The Hardest Habit

I listened to a podcast interview with Stephen M.R. Covey during my daily morning walk.  If that name sounds familiar it’s because he is the eldest son of Stephen Covey author of The 7 Habits of Highly-Effective People, one of the most influential books of the 20th Century.

What was it like to be the child of a business and productivity guru? Mr. Covey recounted the creative ways his father instilled the principles of effectiveness. On one occasion they visited the site of a future high rise observing a large pit, in which was the all-important foundation was being formed- Habit #2 ‘begin with the end in mind’. The architect proclaimed, “I’ve already mentally built this building several times”.

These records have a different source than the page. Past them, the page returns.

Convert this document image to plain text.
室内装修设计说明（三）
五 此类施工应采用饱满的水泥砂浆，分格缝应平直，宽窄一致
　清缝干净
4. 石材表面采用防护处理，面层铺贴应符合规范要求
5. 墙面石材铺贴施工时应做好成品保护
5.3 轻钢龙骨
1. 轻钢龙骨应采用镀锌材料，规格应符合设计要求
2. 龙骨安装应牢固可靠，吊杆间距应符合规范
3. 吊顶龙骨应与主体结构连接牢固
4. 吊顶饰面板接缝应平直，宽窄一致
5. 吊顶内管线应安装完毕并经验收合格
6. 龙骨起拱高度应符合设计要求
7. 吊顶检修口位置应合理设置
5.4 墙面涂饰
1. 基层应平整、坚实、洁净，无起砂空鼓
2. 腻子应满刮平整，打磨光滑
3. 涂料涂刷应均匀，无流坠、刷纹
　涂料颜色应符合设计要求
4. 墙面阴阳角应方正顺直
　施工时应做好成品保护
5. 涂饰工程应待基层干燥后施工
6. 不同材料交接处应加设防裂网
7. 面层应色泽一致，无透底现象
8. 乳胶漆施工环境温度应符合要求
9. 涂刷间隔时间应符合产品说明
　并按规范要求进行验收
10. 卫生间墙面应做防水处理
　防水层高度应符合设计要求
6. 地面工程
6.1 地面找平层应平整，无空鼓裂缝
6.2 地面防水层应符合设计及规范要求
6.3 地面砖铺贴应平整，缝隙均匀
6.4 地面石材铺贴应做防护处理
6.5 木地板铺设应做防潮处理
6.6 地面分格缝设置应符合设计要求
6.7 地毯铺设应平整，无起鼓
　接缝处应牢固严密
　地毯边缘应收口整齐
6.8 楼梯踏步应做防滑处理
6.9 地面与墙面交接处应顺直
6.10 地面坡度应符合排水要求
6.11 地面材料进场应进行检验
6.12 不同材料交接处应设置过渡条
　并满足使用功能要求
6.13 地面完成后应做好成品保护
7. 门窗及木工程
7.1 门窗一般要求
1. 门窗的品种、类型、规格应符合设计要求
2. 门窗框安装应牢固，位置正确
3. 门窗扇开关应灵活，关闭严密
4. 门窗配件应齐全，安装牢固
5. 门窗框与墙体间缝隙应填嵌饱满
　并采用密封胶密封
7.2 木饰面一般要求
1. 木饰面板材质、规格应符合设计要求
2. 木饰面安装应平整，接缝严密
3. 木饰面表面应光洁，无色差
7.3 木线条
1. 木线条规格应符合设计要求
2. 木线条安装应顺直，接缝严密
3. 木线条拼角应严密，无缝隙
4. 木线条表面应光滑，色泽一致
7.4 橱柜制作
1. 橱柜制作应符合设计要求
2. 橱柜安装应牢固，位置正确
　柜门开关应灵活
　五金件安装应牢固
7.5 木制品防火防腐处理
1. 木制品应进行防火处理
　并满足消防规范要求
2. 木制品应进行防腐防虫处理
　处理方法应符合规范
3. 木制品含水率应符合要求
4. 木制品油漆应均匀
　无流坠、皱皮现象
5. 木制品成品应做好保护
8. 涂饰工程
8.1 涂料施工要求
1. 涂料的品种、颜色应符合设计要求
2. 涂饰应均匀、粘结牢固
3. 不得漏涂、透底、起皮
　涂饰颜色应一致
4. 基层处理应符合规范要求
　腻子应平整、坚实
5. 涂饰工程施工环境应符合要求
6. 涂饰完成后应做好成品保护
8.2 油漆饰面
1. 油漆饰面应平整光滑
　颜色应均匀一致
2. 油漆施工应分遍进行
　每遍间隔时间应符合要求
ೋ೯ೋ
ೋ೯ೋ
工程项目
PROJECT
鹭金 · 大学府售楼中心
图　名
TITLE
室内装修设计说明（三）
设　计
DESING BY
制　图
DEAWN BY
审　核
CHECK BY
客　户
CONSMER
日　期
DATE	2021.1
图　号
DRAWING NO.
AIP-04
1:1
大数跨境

Of the seven famed habits which one is the most difficult?  Is it being proactive, beginning with the end in mind,, putting first things first, or thinking of the win-win solution?  Covey found several surveys of students who completed the Covey course consistently found the fifth habit- to ‘seek first to understand, then to be understood’ as the most difficult. The foundation confirms this is consistently the least-used and most difficult of the seven principles to put into daily practice.

What prevents us from understanding others? One is our natural instinct is our desire to share our perspective, story, or idea to ensure that we’re understood. However, as Covey points out in the interview- your effectiveness will suffer because the ‘psychological air’ in the room is being consumed by the other party’s need to be understood. That need if unmet will eclipse anything you want to share or discuss. To be receptive both parties must feel understood.

When it comes to listening, especially as salespeople, we often listen in preparation to formulate our own response. Even after the other party shares their feelings and viewpoints to which you attentively listened avoid jumping immediately into your presentation or you’ve lost. Instead, the best approach is to first paraphrase back what it is you thought they told you.

Here’s one example: “So Robert, let me take a moment to make sure I’m understanding what you just told me. Your concern is not so much about having enough cash saved for a rainy day, but the fear that if that money runs out Faye may not have the means to maintain her standard of living or keep and maintain this house. Is that an accurate summary?”

It is only through understanding that one can see possibilities and potential solutions a reverse mortgage could provide. After all, if the homeowner is convinced that you truly understand and care about their unique situation your recommendations are then increasingly seen as valid. Understanding is required before you can effectively influence others. As the younger Covey observed in his interview understanding must be met for both parties, otherwise, you’re competing for it like oxygen in a room above all else.

So the next time you converse with your spouse, a work colleague, and especially a potential borrower, sharpen your skill of ‘empathetic listening’. Listen not to reply but listen to understand. Keep repeating this 5th habit and you’ll find your mate is happier, your friends want to get together more often, and as a bonus, your closing ratios will improve.

2 comments

Pat Smoot May 29, 2020 at 4:24 am

Well said. I quoted Covey on a zoom conference call earlier this week.

I reread it often to keep focused.

Reply
Shannon Hicks May 29, 2020 at 8:44 am

Thanks Pat! His insights are timeless.